Mas essa parcela da população – infelizmente a grande maioria – esquece que anjo não tem sexo e começa a fazer alvoroço sobre seu gênero – e até sobre a etnia dos multi-cores anjinhos. Só que o menos importante num primeiro contato e num primeiro desejo – e anjo sabe disso e se deseja loucamente, avermelhando de paixão o azul-turquesa do paraíso; triplicam a intensidade de paz presente nas nuvenzinhas em que estão montados. Mas há teimosos que insistem, clássicos, em se humanizar. Cortam as asas e despencam em pinguinhos de chuva. Água de anjos cadentes. Colidem com o chão e entram em profundo estado de amnésia: um lapso rapidíssimo que não dura um frame fotográfico e pronto, desangelicalizado está. Esquecem que são anjos.

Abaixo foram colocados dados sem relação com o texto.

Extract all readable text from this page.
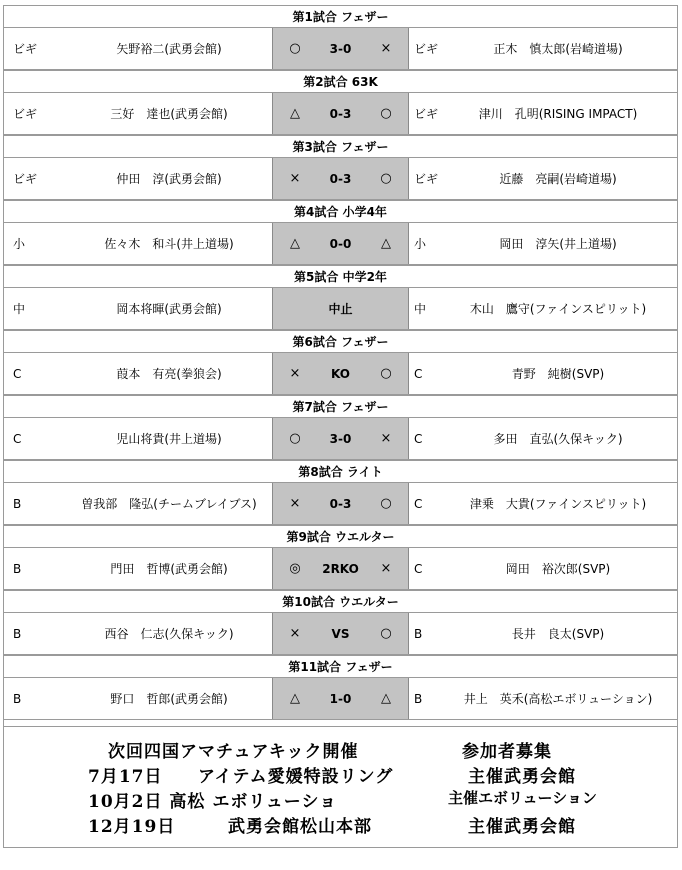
第1試合 フェザー
ビギ	矢野裕二(武勇会館)	○	3-0	×	ビギ	正木　慎太郎(岩崎道場)
第2試合 63K
ビギ	三好　達也(武勇会館)	△	0-3	○	ビギ	津川　孔明(RISING IMPACT)
第3試合 フェザー
ビギ	仲田　淳(武勇会館)	×	0-3	○	ビギ	近藤　亮嗣(岩崎道場)
第4試合 小学4年
小	佐々木　和斗(井上道場)	△	0-0	△	小	岡田　淳矢(井上道場)
第5試合 中学2年
中	岡本将暉(武勇会館)	中止	中	木山　鷹守(ファインスピリット)
第6試合 フェザー
C	葭本　有亮(拳狼会)	×	KO	○	C	青野　純樹(SVP)
第7試合 フェザー
C	児山将貴(井上道場)	○	3-0	×	C	多田　直弘(久保キック)
第8試合 ライト
B	曽我部　隆弘(チームブレイブス)	×	0-3	○	C	津乗　大貴(ファインスピリット)
第9試合 ウエルター
B	門田　哲博(武勇会館)	◎	2RKO	×	C	岡田　裕次郎(SVP)
第10試合 ウエルター
B	西谷　仁志(久保キック)	×	VS	○	B	長井　良太(SVP)
第11試合 フェザー
B	野口　哲郎(武勇会館)	△	1-0	△	B	井上　英禾(高松エボリューション)
次回四国アマチュアキック開催	参加者募集
7月17日 アイテム愛媛特設リング	主催武勇会館
10月2日 高松 エボリューショ	主催エボリューション
12月19日	武勇会館松山本部	主催武勇会館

Acredito que, de forma involuntária, García Márquez descobriu o dilema sobre a expressão de convalescença dos anjinhos barrocos: como é difícil viver ciente de que a maioria dos outros anjos é divorciada das auréolas. E, dessa forma, muitos partem em exílio, como fez Remedios, a bela, no seu Cem Anos de Solidão. Os anjos cansam, tentando alertar as pessoas que todo mundo é anjo, como eles, mas chegar a essa memória nos cérebros alheios é uma tarefa árdua. A lembrança encontra-se num ponto quase inalcançável, de modo que é muito difícil reavivar mentes. Durante muito tempo os anjos iam presos por tentarem propagar qualquer ideiazinha que pensavam. Trancafiados em um lugar distante deste cabaré depravado, Charles, Jorges, Eveys e tantos outros heterônimos não podia se manifestas. Hoje, aos poucos, começam a engatinhar.
Anjos defendem a negação do pintinho e da periquitinha como fator número um para a existência do primeiro desejo – e, eventualmente um segundo, terceiro, quadragésimo sexto... -, de qualquer ordem que seja. Anjo sabe que o desejo possui caráter transcendental, e que a gente só deve se preocupar com sua inexistência. E como vão as coisas my friend Charles?